Obgleich in öffentlichen Debatten häufig mit sozialer Gerechtigkeit argumentiert wird, fehlt ein entsprechendes Konzept und demzufolge auch die empirische Fundierung. We identified increasing similarities between the three system types National Health Service, social health insurance and private health insurance. Nevertheless, none of these organizations precisely characterize telemedicine considering its place into the healthcare system and its institutional arrangement. By applying a multidimensional framework, the changing role of the state in financing, service provision, and in the regulation of the health care system are scrutinized. She was a member of the Collaborative Research Center 597 in Bremen, Germany between 2003 and 2010.
He joined the project on the state and healthcare at the end of 2005. His main research interests include comparative social policy and health policy. He joined the project on the state and healthcare at the end of 2005. Following the conference, Lorraine and her colleague Mirella Cacace worked with Lawrence D. The few data available on ser-vice provision, in contrast, show neither signs of retreat of the state nor of convergence.
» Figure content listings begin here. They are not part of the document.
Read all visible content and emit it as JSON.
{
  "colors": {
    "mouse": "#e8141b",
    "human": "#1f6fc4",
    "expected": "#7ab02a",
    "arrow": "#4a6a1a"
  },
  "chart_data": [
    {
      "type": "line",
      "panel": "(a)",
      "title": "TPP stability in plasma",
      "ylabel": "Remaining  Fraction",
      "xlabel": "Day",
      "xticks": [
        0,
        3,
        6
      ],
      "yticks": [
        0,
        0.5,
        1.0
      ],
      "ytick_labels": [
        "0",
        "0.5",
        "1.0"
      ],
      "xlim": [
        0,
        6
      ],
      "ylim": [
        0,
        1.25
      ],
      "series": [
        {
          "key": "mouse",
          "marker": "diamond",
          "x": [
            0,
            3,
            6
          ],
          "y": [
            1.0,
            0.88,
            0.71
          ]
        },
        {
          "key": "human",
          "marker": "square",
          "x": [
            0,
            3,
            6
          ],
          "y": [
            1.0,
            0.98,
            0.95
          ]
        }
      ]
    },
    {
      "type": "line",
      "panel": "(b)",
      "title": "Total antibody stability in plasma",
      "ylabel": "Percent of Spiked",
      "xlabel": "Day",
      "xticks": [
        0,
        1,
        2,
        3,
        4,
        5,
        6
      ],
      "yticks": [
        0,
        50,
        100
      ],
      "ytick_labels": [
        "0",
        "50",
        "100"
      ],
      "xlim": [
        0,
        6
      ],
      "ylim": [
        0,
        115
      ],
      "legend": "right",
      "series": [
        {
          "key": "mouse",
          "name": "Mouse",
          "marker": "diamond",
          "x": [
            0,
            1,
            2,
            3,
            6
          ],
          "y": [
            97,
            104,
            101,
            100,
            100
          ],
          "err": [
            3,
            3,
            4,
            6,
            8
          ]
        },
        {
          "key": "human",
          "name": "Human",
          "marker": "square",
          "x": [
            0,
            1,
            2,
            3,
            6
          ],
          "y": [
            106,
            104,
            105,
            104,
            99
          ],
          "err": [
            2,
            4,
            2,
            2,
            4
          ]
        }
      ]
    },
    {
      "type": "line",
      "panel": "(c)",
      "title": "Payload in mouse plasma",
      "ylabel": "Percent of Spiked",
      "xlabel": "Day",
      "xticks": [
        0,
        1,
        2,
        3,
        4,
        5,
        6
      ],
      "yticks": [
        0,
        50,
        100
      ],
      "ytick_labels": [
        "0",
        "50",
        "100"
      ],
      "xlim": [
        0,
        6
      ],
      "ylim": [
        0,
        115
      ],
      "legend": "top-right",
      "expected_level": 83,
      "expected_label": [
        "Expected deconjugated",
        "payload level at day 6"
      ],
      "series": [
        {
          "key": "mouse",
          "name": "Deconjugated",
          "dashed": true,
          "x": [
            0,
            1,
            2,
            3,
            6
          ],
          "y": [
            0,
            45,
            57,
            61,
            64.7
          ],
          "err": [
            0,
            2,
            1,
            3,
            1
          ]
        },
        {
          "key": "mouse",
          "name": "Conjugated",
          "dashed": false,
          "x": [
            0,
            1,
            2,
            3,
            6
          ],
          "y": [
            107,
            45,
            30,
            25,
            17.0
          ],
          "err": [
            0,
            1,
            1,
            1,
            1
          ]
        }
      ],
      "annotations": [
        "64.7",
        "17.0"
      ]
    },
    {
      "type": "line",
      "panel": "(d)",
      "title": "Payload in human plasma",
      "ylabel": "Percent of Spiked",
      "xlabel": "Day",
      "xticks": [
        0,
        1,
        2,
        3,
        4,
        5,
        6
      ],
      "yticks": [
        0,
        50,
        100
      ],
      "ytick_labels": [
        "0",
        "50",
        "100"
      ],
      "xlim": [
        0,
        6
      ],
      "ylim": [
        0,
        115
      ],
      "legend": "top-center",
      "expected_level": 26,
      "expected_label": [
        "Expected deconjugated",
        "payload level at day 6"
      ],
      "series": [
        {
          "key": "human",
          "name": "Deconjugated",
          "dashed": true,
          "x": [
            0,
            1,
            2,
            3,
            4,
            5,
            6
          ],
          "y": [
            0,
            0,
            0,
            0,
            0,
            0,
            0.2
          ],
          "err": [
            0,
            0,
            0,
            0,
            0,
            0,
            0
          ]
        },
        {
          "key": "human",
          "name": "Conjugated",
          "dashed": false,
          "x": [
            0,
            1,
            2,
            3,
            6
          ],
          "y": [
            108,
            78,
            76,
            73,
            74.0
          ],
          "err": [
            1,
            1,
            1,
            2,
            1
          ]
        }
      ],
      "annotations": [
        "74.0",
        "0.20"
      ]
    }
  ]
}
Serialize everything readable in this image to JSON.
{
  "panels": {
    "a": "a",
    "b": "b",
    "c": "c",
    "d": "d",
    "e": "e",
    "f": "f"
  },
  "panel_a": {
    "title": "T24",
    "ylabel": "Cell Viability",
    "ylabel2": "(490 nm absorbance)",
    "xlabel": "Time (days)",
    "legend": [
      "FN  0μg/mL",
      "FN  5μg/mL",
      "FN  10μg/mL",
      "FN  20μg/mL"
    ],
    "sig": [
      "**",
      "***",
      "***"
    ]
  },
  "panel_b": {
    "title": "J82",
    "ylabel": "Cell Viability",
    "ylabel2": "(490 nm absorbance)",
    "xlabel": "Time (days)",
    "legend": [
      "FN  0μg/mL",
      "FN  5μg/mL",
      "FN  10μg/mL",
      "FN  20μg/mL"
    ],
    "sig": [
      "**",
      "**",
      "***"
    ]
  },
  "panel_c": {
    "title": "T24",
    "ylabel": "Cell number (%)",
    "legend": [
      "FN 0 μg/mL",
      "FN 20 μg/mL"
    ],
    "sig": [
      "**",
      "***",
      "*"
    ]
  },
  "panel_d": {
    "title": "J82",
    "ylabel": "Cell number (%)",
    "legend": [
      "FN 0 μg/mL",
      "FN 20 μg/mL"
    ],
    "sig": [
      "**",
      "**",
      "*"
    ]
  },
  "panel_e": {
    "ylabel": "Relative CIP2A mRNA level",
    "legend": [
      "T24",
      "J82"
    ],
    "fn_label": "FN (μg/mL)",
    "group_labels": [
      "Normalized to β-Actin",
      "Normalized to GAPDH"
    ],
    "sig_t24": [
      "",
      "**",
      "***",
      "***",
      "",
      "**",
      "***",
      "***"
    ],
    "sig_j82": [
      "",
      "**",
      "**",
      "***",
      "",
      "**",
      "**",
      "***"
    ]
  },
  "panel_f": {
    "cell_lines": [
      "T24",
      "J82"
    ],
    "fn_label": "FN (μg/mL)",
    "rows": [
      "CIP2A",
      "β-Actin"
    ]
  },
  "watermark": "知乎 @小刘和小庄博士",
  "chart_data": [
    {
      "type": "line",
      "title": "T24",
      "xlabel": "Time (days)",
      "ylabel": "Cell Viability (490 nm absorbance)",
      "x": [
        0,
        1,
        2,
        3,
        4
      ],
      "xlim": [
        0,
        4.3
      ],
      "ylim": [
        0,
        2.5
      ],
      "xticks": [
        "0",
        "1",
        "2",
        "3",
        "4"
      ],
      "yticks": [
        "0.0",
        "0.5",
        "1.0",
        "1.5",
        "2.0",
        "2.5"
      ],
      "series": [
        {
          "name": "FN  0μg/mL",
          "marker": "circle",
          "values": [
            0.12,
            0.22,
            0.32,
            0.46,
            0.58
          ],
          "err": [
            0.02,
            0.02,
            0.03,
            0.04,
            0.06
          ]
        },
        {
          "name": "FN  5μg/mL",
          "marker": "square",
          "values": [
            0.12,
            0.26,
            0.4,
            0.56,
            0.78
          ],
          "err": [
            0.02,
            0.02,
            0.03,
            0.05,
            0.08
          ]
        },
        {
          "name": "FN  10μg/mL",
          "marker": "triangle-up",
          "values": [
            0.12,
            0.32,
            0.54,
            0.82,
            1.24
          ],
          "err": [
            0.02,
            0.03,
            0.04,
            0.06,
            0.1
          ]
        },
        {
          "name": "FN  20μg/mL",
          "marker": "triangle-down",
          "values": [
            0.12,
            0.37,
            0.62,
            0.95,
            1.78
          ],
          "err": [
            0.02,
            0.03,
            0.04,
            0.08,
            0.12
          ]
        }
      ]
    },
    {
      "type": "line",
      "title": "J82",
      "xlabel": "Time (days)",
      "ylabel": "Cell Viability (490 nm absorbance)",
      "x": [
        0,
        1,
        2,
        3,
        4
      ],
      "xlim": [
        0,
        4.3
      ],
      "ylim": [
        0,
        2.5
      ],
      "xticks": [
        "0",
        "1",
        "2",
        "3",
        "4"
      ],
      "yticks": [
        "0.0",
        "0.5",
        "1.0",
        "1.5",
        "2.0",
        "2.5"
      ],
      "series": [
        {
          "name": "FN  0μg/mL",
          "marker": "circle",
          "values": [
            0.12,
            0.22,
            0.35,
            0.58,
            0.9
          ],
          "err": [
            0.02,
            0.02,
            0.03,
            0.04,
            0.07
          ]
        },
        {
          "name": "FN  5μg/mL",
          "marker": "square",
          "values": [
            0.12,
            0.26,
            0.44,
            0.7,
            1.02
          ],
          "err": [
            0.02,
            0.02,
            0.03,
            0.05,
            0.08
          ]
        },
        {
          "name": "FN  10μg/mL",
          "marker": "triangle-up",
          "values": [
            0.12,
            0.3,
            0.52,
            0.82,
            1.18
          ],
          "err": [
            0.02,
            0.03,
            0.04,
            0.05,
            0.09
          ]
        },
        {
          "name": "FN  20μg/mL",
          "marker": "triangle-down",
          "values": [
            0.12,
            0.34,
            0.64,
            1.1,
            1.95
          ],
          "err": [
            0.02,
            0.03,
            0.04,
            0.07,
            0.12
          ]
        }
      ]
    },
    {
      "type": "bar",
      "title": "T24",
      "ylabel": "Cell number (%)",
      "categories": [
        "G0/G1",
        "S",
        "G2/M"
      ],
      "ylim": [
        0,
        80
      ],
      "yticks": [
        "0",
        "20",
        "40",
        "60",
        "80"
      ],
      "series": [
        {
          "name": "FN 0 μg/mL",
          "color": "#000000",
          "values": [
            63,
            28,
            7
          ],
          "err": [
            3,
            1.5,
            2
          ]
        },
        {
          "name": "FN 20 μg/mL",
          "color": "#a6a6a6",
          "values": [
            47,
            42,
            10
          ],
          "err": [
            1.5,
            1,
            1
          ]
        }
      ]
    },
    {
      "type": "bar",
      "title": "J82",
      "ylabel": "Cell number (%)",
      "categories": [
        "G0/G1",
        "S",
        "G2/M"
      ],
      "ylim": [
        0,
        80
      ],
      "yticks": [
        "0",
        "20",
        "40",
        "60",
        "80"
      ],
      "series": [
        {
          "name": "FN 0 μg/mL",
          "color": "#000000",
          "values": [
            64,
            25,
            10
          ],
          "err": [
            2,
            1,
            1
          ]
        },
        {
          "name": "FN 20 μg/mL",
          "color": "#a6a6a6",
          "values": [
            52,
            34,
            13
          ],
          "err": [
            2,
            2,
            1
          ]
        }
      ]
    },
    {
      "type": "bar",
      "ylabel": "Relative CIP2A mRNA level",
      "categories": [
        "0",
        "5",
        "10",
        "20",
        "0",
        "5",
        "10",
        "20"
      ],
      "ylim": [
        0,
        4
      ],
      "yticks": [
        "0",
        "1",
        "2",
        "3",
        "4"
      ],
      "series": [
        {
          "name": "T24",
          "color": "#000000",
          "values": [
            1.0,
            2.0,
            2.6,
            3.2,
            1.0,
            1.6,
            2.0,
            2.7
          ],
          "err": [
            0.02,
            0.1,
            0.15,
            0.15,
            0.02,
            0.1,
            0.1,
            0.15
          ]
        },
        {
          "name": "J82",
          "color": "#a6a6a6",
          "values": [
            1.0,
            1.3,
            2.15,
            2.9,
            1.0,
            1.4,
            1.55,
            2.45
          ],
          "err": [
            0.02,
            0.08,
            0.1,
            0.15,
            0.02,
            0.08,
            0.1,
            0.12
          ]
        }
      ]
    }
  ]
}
Health care was no exception.
Yet to stand still is to fail. Starting in the 1990s, for example, we observe that in many predominately publicly financed health-care systems market-oriented health-care reforms have been implemented or proposed van de Ven, 1996; Freeman and Schmid, forthcoming , whereas in countries with private insurance systems access to health care and the introduction of universal health insurance have gained political salience Skocpol, 1994; Zweifel, 2000. We argue that the specific health care system type is an essential contributor to these changes. Leaders must identify the key macro forces, then lead their organizations at three distinct levels: industry, enterprise, and self. Changes in the funding mix may be caused by political interventions such as the inclusion of new groups in a public health1 insurance scheme, changes in co-payment rules or the scope of the benefit package covered by the public system Maarse 2004b.